Trudna sytuacja sandomierskich sadowników. Wobec niskiej ceny na skupach Zarząd Związku Sadowników apeluje o strajk.
Z dużym rozgoryczeniem opowiada o aktualnej sytuacji, gdzie mimo słabej ceny i zapowiedzianego strajku wielu producentów wywozi jabłka do punktu skupu. – Brak między nami sadownikami solidarności. Wielu producentów bojąc się, że cena może jeszcze spaść łamie zasady strajku i wywozi jabłko przemysłowe do skupów. Jeden z handlowców potwierdził, że codziennie skupuje około 400 ton jabłek. Jak więc możemy wpłynąć na tę sytuację? – pyta retorycznie sadownik.
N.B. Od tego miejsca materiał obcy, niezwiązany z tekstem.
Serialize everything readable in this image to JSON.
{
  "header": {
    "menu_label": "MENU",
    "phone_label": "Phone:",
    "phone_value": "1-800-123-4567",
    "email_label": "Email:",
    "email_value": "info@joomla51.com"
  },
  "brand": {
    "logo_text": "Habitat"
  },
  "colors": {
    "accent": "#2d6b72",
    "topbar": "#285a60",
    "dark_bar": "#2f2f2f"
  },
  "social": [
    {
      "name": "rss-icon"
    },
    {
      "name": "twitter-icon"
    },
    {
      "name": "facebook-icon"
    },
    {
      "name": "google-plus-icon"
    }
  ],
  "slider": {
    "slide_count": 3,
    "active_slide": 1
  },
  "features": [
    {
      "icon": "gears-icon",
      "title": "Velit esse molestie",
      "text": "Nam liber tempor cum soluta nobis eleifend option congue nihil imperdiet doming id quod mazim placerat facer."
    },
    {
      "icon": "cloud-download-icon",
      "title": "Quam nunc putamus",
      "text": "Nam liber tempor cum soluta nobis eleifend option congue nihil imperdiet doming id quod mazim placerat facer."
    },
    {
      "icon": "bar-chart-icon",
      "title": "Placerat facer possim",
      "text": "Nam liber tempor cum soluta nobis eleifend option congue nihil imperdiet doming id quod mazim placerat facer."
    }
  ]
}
Potwierdza, że większość producentów jednak pozostaje w zgodzie z Związkiem Sadowników RP i nie sprzedaje jabłka przemysłowego, ale składuje owoce w przechowalniach. – Nie wiemy, czy za jakiś czas, może na wiosnę, sytuacja poprawi się. Nikt nam tego nie gwarantuje. Nie wiemy, czy jest to nadzieja na lepszą cenę, czy na razie przedłużenie agonii polskiego sadownictwa – podsumowuje Krzysztof Kwasek.